I’m sure you will have come across someone who has bad luck follow them? If something disastrous is going to happen today, that person will be there.
They’ll be the one in the car crash, or witnessing an awful accident. They’ll be the one who gets robbed, their dog gets run over, and their roof springs a leak – perhaps all in the one day. Novice hairdresser’s first cut? Check. Parcel lost in the post? Check. Double booked holiday villa? Check.
Then there’s the other extreme, the lucky person who always gets a prize in the raffle, who finds 50 percent off bargains in their size, who drives past the mountain seconds before a landslide and misses it. That’s the one who, to coin a phrase, falls down a sewer and comes up smelling of roses!

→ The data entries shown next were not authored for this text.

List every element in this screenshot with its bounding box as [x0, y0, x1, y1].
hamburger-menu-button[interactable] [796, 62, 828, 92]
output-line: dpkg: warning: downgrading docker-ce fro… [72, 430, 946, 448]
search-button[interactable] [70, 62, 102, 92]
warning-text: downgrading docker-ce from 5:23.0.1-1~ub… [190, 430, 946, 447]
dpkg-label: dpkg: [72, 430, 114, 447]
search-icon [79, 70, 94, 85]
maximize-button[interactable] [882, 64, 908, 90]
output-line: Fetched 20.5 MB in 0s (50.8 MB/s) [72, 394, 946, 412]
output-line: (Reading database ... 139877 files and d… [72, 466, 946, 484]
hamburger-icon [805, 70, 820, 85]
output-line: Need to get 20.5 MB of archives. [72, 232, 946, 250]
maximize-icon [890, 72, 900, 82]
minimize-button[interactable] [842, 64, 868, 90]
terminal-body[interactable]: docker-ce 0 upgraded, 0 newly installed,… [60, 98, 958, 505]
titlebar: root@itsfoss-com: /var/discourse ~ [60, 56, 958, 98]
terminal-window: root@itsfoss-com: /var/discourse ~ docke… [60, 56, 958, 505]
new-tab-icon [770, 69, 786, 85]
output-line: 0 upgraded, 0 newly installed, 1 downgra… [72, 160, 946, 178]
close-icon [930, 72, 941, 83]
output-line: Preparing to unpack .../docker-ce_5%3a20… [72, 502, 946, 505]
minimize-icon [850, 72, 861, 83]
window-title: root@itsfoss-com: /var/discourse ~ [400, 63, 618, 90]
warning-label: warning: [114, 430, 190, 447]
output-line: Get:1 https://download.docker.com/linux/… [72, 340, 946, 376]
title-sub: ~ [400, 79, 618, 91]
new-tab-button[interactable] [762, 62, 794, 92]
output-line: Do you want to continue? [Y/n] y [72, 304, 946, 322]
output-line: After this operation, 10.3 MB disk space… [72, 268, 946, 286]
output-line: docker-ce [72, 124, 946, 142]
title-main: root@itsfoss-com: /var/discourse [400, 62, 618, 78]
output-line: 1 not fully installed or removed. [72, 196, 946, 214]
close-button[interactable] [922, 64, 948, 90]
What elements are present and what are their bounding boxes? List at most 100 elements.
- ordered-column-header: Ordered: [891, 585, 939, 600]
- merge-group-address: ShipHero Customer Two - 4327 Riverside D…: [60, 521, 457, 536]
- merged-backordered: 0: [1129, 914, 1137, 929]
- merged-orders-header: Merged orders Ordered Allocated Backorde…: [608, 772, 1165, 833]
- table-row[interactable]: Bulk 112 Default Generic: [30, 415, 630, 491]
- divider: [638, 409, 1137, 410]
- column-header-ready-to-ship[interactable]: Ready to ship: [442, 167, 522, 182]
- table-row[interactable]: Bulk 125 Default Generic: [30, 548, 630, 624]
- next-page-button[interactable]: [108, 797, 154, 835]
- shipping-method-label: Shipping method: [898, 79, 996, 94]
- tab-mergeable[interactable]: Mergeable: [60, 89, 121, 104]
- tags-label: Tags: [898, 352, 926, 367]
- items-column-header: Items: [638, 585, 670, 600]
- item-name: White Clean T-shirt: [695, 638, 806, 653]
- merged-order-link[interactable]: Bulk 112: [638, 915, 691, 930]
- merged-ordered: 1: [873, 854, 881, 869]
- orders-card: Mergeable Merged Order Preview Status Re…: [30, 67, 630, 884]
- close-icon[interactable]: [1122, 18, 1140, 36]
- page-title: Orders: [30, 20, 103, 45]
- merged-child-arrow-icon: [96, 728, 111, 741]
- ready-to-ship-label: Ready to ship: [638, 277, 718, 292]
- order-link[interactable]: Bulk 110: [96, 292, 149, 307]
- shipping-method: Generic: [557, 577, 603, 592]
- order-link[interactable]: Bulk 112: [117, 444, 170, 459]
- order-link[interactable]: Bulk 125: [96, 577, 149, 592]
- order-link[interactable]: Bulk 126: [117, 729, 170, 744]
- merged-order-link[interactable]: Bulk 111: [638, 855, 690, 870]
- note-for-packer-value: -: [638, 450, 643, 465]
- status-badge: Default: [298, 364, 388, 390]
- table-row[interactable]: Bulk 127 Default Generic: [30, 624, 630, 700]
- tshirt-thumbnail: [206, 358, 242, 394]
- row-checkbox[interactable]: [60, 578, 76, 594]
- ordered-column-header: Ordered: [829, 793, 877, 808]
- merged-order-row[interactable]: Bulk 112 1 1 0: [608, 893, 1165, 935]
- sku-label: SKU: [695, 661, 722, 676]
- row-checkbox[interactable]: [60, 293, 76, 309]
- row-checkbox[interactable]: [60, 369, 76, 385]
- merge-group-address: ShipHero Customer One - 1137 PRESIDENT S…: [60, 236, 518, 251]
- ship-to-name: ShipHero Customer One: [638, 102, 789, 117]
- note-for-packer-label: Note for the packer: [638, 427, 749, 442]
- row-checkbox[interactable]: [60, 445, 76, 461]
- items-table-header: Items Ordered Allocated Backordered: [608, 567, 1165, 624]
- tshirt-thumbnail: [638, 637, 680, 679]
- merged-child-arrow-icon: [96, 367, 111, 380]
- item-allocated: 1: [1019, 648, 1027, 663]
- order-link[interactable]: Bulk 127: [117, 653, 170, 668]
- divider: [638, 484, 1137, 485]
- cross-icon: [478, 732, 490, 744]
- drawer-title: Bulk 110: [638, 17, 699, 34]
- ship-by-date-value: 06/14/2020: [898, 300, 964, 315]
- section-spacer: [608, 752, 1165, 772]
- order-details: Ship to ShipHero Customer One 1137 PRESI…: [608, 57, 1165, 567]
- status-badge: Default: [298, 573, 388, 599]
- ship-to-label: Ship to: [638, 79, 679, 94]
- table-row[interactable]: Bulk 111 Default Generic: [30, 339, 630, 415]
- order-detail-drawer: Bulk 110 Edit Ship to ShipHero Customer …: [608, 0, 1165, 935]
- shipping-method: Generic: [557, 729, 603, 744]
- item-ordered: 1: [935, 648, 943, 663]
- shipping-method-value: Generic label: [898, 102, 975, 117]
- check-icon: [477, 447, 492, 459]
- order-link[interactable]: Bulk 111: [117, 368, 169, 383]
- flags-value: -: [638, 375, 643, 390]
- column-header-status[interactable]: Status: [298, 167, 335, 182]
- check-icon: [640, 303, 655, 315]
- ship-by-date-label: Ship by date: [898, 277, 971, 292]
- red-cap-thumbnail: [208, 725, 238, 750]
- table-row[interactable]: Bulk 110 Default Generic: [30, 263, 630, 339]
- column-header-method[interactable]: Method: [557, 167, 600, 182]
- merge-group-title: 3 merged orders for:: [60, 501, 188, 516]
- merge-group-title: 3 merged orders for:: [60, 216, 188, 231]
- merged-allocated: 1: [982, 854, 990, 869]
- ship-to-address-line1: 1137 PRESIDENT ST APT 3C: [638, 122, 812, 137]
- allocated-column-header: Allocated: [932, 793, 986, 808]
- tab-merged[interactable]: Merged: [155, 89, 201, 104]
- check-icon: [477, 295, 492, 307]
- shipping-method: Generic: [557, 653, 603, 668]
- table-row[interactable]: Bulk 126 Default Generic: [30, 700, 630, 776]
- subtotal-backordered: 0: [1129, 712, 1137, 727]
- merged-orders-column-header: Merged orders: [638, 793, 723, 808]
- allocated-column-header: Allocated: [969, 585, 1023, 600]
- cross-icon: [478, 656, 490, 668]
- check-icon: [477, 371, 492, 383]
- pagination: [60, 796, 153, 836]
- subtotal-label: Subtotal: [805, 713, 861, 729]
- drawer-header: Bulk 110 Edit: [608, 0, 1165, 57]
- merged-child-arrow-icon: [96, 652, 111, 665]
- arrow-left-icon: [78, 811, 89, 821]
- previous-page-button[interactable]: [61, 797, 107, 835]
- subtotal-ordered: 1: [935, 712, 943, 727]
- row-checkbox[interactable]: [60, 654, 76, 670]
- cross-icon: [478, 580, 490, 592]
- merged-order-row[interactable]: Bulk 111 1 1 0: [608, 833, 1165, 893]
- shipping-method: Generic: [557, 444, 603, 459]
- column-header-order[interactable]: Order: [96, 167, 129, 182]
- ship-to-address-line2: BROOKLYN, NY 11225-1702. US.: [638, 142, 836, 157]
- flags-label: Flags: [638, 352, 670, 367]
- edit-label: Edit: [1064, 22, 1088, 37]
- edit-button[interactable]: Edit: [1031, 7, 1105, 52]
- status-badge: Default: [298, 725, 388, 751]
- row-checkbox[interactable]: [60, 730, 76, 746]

Let’s pick up this idea for this week’s creative writing prompt/exercise.
Find a way for these two characters to meet, Lucky Jim and Desperate Dan. What happens when the paths of these two people cross? How do they respond to each other? What happens? What has happened? This is for you to write a short story. Try up to 3,000 words this time, which gives you plenty of scope to develop an interesting scenario.
Don’t forget the old mantra of who, why, where, what, when and how? And try to have some of the action explained through dialogue – the characters talking to each other can move the story quickly along without the writer (you!) having to labour over hefty descriptions.

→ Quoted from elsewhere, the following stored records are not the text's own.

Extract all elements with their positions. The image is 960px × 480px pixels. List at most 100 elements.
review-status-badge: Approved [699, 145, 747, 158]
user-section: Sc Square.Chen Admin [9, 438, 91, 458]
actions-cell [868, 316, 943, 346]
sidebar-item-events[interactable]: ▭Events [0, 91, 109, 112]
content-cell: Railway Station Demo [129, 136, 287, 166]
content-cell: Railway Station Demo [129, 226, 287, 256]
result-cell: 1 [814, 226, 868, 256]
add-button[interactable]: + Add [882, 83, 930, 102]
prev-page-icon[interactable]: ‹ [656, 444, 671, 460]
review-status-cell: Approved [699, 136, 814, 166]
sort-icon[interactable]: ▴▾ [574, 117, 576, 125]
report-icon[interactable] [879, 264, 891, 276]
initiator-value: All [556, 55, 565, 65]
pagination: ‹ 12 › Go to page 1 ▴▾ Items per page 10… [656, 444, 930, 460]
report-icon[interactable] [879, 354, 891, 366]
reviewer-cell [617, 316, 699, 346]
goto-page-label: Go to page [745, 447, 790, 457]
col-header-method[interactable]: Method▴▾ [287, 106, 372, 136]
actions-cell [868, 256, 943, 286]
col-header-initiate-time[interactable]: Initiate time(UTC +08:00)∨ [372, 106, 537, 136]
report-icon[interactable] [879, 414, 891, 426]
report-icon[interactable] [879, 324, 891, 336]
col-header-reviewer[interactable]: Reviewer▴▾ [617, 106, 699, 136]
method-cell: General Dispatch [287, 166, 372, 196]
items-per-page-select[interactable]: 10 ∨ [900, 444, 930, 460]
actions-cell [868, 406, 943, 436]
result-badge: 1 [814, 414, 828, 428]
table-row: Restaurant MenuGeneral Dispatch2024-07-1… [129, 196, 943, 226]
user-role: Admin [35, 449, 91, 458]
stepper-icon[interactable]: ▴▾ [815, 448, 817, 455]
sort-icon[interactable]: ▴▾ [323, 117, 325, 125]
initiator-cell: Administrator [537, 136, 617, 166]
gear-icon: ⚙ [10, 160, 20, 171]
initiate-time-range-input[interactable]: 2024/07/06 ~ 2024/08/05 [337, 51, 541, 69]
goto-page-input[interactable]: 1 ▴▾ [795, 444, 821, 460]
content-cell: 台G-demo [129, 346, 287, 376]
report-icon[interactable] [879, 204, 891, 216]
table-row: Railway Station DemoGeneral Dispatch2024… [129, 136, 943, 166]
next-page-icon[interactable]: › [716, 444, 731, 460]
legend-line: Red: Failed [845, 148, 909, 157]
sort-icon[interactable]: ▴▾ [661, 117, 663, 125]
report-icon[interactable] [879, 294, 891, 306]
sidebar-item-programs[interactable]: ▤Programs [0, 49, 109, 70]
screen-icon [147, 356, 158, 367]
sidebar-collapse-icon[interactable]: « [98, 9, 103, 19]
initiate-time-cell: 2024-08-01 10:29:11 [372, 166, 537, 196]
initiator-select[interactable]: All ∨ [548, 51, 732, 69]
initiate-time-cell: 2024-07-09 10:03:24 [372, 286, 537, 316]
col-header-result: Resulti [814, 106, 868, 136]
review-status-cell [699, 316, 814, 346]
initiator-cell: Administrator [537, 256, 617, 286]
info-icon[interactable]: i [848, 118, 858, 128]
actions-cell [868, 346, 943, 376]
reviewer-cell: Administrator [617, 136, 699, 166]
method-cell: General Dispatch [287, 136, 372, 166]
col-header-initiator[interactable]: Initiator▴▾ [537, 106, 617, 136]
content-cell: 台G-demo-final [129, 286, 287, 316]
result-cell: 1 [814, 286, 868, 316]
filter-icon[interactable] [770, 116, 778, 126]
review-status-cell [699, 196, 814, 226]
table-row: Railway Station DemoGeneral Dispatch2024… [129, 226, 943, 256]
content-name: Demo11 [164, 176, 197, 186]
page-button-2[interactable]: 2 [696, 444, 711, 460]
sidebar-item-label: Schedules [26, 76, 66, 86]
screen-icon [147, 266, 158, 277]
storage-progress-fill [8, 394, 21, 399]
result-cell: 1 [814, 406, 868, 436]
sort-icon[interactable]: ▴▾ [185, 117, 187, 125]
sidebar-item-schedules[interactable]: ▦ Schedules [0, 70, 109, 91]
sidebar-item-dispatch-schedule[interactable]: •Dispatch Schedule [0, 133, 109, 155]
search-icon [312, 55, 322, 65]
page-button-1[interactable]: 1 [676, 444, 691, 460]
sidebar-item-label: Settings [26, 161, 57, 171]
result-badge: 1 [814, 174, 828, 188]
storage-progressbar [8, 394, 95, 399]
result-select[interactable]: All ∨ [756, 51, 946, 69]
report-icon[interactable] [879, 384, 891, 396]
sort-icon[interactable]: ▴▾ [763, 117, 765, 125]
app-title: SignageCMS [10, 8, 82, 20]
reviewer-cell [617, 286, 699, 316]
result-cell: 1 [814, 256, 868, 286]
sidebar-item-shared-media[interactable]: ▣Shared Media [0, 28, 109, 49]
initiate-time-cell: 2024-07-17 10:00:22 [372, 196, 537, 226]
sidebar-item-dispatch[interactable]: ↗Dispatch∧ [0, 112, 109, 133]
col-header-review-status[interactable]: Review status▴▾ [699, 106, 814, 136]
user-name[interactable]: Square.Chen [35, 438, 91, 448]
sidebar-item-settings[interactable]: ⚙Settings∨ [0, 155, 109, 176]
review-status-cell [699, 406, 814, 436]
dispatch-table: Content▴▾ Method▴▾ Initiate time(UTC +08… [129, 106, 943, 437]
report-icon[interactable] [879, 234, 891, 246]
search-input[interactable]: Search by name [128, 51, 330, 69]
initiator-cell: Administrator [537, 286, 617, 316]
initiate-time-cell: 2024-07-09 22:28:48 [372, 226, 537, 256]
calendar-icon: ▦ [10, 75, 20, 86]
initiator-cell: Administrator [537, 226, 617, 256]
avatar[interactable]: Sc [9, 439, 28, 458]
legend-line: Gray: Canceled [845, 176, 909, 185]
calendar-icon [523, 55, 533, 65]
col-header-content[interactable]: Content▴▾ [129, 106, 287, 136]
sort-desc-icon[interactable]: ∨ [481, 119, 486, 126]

Of course, most people aren’t stuck in the extremes of good or bad fortune – they muddle along with bits of both – but for the purposes of storytelling, we need these two lucky/unlucky types to get together.
Off you go – get writing!
Remember, the first draft is unlikely to be the one good enough to send out, you need to work on it. And as I’ve said before, try reading it aloud to highlight clunky or unnecessary language. Then, when you’re happy with your output, try sending it off to a literary journal for publication.
You shouldn’t have to pay to submit to a magazine, and if you are successful you may get paid – or at least receive a contributor’s copy. You’re doing this for the prestige, to build up a track record of publication. Most literary journals run on a shoestring, so we’ll let them off using your lovingly crafted words for their financial gain because they might only be breaking even. That’s a discussion for another day. But please don’t submit to magazines full of advertising (that’s income for them) and with a cover price (more revenue) and a presence at the corner shop/newsagent. They’re just exploiting you if you give them your work for free.